Re: trace_printk issue. Was: [PATCH bpf-next] bpf, capabilities: introduce CAP_BPF
From: Alexei Starovoitov <hidden>
Date: 2019-10-04 19:57:18
Also in:
bpf, linux-api, linux-security-module
On 10/3/19 9:41 AM, Steven Rostedt wrote:
On Thu, 3 Oct 2019 09:18:40 -0700 Alexei Starovoitov [off-list ref] wrote:quoted
I think dropping last events is just as bad. Is there a mode to overwrite old and keep the last N (like perf does) ?Well, it drops it by pages. Thus you should always have the last page of events.quoted
Peter Wu brought this issue to my attention in commit 55c33dfbeb83 ("bpf: clarify when bpf_trace_printk discards lines"). And later sent similar doc fix to ftrace.rst.It was documented there, he just elaborated on it more: This file holds the output of the trace in a human readable format (described below). Note, tracing is temporarily - disabled while this file is being read (opened). + disabled when the file is open for reading. Once all readers + are closed, tracing is re-enabled.quoted
To be honest if I knew of this trace_printk quirk I would not have picked it as a debugging mechanism for bpf. I urge you to fix it.It's not a trivial fix by far. Note, trying to read the trace file without disabling the writes to it, will most likely make reading it when function tracing enabled totally garbage, as the buffer will most likely be filled for every read event. That is, each read event will not be related to the next event that is read, making it very confusing. Although, I may be able to make it work per page. That way you get at least a page worth of events.
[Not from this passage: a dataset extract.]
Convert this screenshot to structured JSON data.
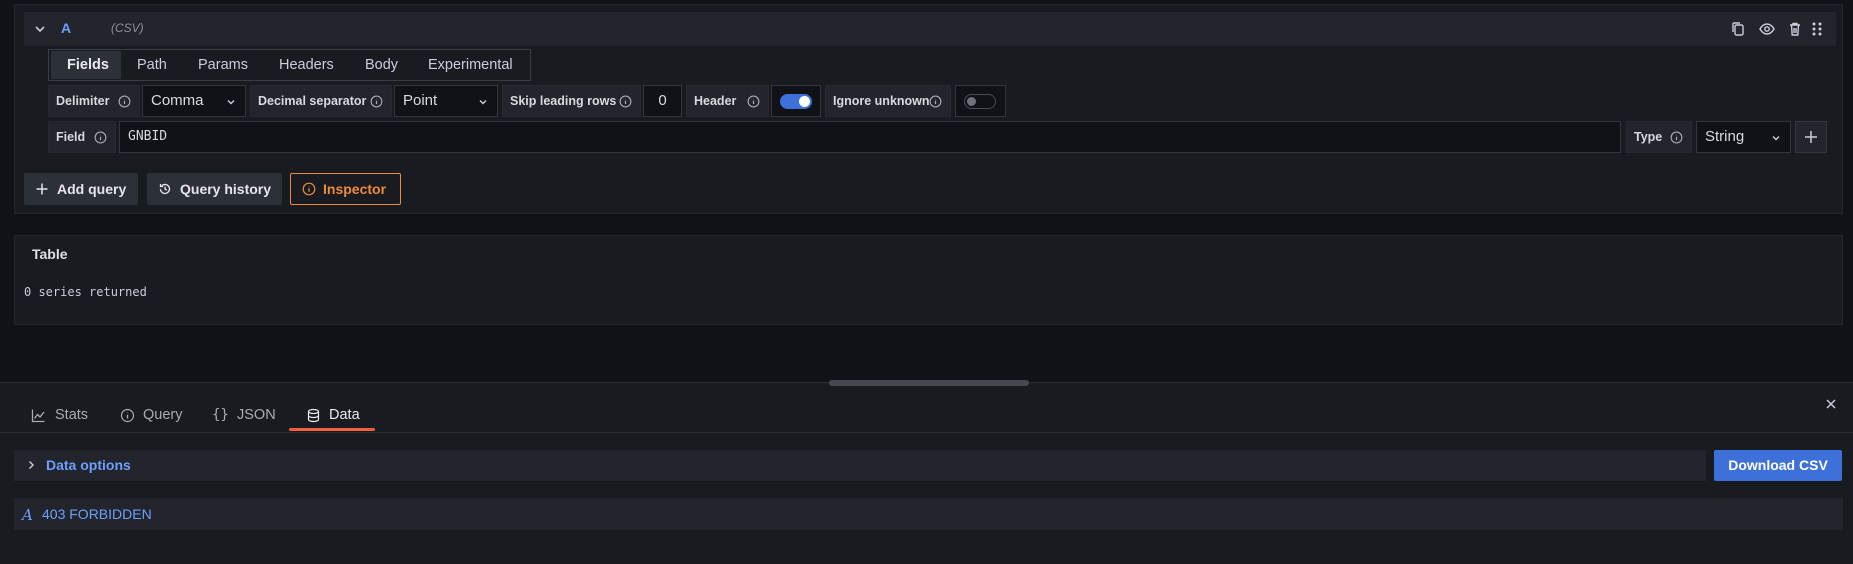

That sounds much better. As long as trace_printk() doesn't disappear into the void, it's good. But the part I'm not getting is why trace_printk() has if (tracing_disabled) goto out; It's a concurrent ring buffer. One cpu can write into it while another reading. What is the point disabling trace_printk in particular? Each __buffer_unlock_commit is an atomic ring buffer update, so read from trace will either see it as a whole or won't see it. 'trace_pipe' clearly works fine. Why 'trace' is any different? Just keep tracing enabled and keep reading it until the end of current ring buffer. Whether open() determines current or it reads until next=0 is an implementation detail.